People, at least at one time, might have looked to artists to gather insight into life and purpose but since  the shock-art movement, the conceptual-empty-gallery-room-approach, and the like focus is not on understanding meanings of life or shedding light into this great mystery but on creating an experience in a short-lived moment. This is where we have come in our culture, living in the moment without an awareness, and dare I say, a care about the future and I believe contemporary art manifests this idea.

What this says is that there is little interest in the meaning of life any more, at least by art represented by mainstream art venues of which smaller venues mimic in some degree, and has resulted in advocating complacency. For what is there to make art about unless it is work pushing into the unknown mysteries of life and purpose? This is dire to the community of people not just in our culture and small communities but has the ripple effect of influencing the world at large. I know the American influence on the world is vast and reaches the most remote places on earth. Just recently I returned from a trip to Laos where we went deep into the back country of coffee farms where people don’t have plumbing or electricity, but they do have Angry Birds shirts which is an example of how far-reaching our society reaches.

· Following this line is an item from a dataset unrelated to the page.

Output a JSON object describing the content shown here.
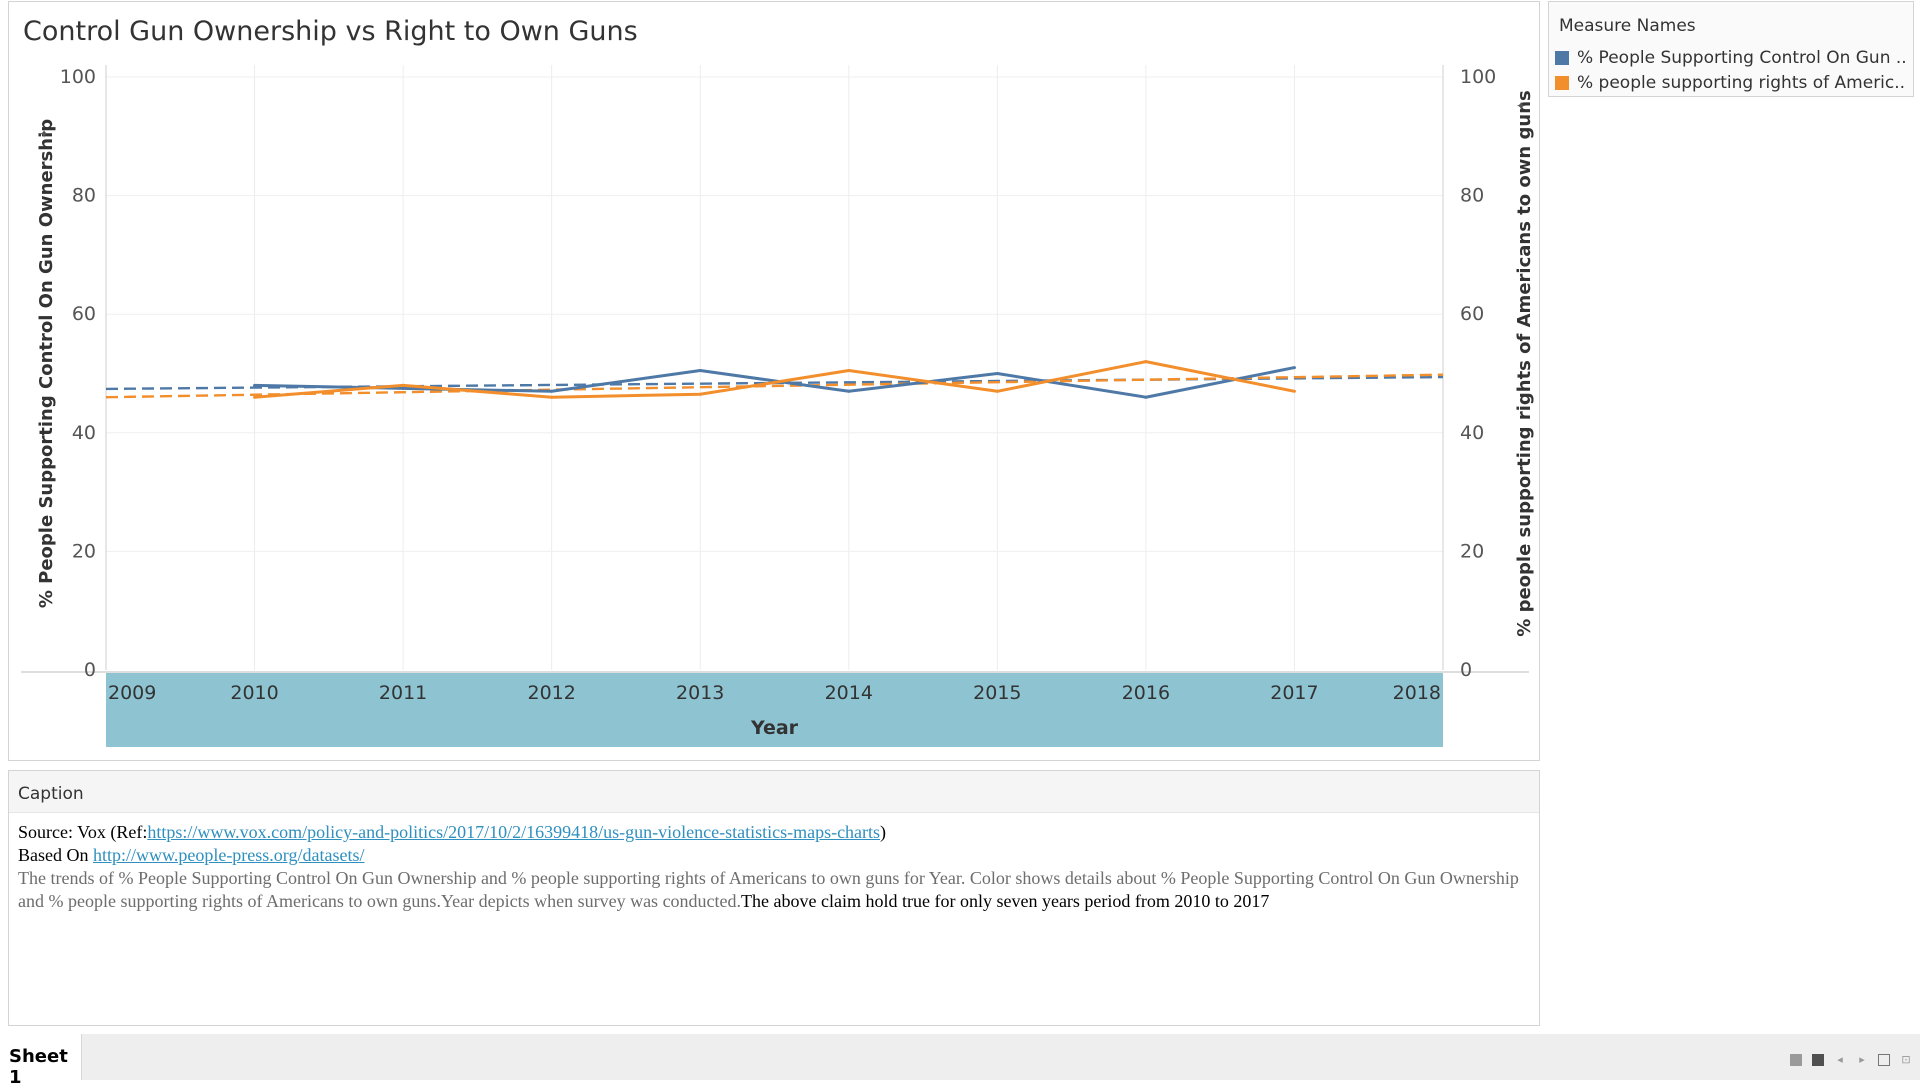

Not all us artists buy into the idea art has to be representative of mere daily routines, make work that ends at an aesthetic experience, or about nothingness, but can and should be used as a vehicle taking us into the great mysteries of life and purpose. This is not to say work by artists such as Martha Rosler is not good in any way, but that the era of art that does not seek the true understanding of life and truth is coming to a close. While art of this intention is merely a silhouette on the horizon the pendulum is swinging back to art with soul.